Can this be done with an outer constructor?

I recently had a desire for this type of convenience constructor:

# Some generic wrapper
struct AA{T}
       a::T
end
# Create a new wrapper of same inner type
AA{T}(a...) where T = AA(T(a...))

# Dummy to wrap
struct AAA
    a
end

julia> aa = AA(AAA(3))
AA{AAA}(AAA(3))

julia> at = typeof(aa)
AA{AAA}

julia> at(5) # Does not seem to be dispatched to the outer constructor :(
ERROR: MethodError: Cannot `convert` an object of type Int64 to an object of type AAA
Closest candidates are:
  convert(::Type{T}, ::T) where T at essentials.jl:171
  AAA(::Any) at none:3
Stacktrace:
 [1] AA{AAA}(::Int64) at .\none:3
 [2] top-level scope at none:0

It works with inner constructors though:

struct BB{T}
    a::T

    BB(a::T) where T = new{T}(a)
    BB{T}(a...) where T = new{T}(T(a...))
end

julia> bb = BB(AAA(3))
BB{AAA}(AAA(3))

julia> bt = typeof(bb)
BB{AAA}

julia> bt(5)
BB{AAA}(AAA(5))

Anything missing to make the outer constructor case work?

This is how it is handled by the docs.
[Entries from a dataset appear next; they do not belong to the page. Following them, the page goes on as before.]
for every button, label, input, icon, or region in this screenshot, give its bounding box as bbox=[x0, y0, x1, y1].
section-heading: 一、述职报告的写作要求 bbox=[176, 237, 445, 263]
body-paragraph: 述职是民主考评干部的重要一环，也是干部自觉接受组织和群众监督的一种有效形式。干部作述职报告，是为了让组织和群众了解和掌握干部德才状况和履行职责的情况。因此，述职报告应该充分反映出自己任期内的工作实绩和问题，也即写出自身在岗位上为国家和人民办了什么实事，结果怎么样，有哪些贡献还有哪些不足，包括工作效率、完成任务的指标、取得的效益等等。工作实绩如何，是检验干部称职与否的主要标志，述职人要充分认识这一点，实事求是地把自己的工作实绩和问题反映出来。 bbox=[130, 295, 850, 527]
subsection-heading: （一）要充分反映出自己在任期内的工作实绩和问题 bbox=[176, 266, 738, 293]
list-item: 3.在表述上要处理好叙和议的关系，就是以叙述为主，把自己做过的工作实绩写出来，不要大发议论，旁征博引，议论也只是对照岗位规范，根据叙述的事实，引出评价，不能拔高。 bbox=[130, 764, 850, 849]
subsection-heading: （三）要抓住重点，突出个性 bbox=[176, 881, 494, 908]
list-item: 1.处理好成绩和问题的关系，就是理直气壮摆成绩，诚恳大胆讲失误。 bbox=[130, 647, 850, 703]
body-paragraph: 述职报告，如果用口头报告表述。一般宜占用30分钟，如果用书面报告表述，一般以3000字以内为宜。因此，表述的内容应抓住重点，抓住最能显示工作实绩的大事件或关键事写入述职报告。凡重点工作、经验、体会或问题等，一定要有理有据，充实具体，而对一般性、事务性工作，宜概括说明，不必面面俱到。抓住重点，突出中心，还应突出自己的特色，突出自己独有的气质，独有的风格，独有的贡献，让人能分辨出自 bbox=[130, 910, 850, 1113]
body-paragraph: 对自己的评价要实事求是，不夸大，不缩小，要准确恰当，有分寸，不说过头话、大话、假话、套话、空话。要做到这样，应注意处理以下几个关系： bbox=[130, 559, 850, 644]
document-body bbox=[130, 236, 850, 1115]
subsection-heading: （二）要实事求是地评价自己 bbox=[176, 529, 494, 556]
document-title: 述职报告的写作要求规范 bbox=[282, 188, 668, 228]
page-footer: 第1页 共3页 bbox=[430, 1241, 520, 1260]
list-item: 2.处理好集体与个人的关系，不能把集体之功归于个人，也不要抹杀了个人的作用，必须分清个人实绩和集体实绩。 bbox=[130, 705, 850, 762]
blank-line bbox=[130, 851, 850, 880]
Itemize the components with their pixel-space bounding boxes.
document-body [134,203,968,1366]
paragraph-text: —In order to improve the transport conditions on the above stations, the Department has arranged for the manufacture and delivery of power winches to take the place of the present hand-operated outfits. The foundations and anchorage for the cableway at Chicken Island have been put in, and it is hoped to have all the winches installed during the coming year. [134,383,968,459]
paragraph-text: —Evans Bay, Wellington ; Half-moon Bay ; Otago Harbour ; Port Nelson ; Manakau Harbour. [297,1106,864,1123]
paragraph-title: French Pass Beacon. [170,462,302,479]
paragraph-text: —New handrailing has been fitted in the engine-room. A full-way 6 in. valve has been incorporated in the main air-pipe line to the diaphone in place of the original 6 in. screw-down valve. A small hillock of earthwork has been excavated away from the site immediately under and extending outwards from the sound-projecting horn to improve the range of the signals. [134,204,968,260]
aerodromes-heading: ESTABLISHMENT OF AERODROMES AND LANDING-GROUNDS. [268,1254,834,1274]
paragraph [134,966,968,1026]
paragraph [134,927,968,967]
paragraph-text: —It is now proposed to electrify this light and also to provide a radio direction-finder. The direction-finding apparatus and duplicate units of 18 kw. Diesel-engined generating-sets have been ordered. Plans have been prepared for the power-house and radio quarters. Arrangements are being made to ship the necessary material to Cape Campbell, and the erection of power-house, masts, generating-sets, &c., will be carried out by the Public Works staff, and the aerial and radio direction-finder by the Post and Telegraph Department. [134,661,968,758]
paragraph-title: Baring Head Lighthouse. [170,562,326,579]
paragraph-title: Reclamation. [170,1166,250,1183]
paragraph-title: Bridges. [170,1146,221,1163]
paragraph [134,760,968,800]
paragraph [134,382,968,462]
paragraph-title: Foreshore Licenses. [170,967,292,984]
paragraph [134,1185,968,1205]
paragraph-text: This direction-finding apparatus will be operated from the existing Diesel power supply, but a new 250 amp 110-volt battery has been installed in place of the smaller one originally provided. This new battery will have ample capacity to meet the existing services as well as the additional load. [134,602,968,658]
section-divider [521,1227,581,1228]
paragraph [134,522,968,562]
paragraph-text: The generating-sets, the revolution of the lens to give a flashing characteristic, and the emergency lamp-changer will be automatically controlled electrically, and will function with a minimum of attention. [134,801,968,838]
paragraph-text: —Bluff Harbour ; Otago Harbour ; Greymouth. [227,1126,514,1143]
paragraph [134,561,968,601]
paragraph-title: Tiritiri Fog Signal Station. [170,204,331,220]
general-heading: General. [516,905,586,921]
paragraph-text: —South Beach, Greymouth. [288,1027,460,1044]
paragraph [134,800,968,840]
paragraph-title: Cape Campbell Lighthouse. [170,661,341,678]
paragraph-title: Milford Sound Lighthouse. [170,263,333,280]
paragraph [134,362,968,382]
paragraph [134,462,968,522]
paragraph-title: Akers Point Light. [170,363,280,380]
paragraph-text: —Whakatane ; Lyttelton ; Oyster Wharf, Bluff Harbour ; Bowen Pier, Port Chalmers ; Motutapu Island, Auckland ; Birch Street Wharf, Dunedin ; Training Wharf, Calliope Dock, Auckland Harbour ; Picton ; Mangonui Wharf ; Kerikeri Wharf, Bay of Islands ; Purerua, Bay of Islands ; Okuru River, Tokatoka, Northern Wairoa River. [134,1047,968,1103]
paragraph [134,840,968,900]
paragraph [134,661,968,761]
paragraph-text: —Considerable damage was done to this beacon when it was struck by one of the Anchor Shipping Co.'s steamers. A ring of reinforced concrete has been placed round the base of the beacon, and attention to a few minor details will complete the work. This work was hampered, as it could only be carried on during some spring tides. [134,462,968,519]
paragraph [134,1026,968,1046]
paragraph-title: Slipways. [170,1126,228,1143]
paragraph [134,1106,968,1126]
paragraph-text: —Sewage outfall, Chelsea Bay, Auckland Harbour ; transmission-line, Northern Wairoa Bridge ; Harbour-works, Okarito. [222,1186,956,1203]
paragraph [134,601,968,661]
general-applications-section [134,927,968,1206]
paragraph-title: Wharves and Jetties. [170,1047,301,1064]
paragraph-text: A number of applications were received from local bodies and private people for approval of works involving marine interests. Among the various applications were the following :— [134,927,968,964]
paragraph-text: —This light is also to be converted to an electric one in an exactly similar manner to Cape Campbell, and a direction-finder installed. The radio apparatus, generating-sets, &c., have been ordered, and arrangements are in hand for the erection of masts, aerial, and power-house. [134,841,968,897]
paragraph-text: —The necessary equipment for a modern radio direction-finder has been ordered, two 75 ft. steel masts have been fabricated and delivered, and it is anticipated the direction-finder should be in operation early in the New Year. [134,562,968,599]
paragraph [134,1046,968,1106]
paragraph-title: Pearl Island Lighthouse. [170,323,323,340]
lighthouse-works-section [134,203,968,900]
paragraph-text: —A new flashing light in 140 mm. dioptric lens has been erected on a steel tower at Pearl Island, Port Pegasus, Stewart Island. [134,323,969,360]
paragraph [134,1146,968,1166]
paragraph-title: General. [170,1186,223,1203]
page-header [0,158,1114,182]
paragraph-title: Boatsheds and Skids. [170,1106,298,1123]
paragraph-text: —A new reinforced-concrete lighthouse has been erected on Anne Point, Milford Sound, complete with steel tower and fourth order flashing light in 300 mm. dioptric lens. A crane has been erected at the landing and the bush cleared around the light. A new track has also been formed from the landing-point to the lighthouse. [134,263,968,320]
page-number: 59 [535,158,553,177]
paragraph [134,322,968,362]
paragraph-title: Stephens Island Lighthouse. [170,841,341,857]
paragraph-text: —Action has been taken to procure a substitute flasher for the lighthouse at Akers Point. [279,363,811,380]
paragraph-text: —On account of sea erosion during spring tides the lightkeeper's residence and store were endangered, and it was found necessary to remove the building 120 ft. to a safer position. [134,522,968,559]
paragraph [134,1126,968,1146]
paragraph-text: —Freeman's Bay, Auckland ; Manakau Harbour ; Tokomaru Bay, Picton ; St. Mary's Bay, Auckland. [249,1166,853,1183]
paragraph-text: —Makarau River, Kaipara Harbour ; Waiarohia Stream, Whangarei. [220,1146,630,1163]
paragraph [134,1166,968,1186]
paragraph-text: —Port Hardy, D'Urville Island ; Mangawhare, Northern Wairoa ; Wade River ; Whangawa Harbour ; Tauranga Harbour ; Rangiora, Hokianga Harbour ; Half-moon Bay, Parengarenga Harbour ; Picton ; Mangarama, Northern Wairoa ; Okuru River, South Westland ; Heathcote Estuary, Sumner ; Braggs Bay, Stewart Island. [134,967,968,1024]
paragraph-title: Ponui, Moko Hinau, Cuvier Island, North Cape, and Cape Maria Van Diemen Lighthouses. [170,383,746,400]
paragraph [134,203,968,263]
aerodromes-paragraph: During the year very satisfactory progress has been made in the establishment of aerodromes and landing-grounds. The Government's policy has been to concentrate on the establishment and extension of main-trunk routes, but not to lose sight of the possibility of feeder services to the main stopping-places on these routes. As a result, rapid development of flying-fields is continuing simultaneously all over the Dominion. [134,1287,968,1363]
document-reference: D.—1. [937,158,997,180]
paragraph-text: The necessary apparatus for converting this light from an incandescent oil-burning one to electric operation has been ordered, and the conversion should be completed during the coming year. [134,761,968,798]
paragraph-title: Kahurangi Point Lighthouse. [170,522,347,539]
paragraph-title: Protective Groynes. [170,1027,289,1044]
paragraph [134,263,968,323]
Basically you have to suppress the default constructors somehow…

struct AA{T} 
    a::T
    function AA(a::T) where T
        new{T}(a)
    end
end
# Create a new wrapper of same inner type
AA{T}(a...) where T = AA(T(a...))

# Dummy to wrap
struct AAA
    a
end

julia> aa = AA(AAA(3))
AA{AAA}(AAA(3))

julia> at = typeof(aa)
AA{AAA}

julia> at(5)
AA{AAA}(AAA(5))

Thanks,

I was hoping I would not have to do that, but I guess that it has to do with how the default constructor is defined.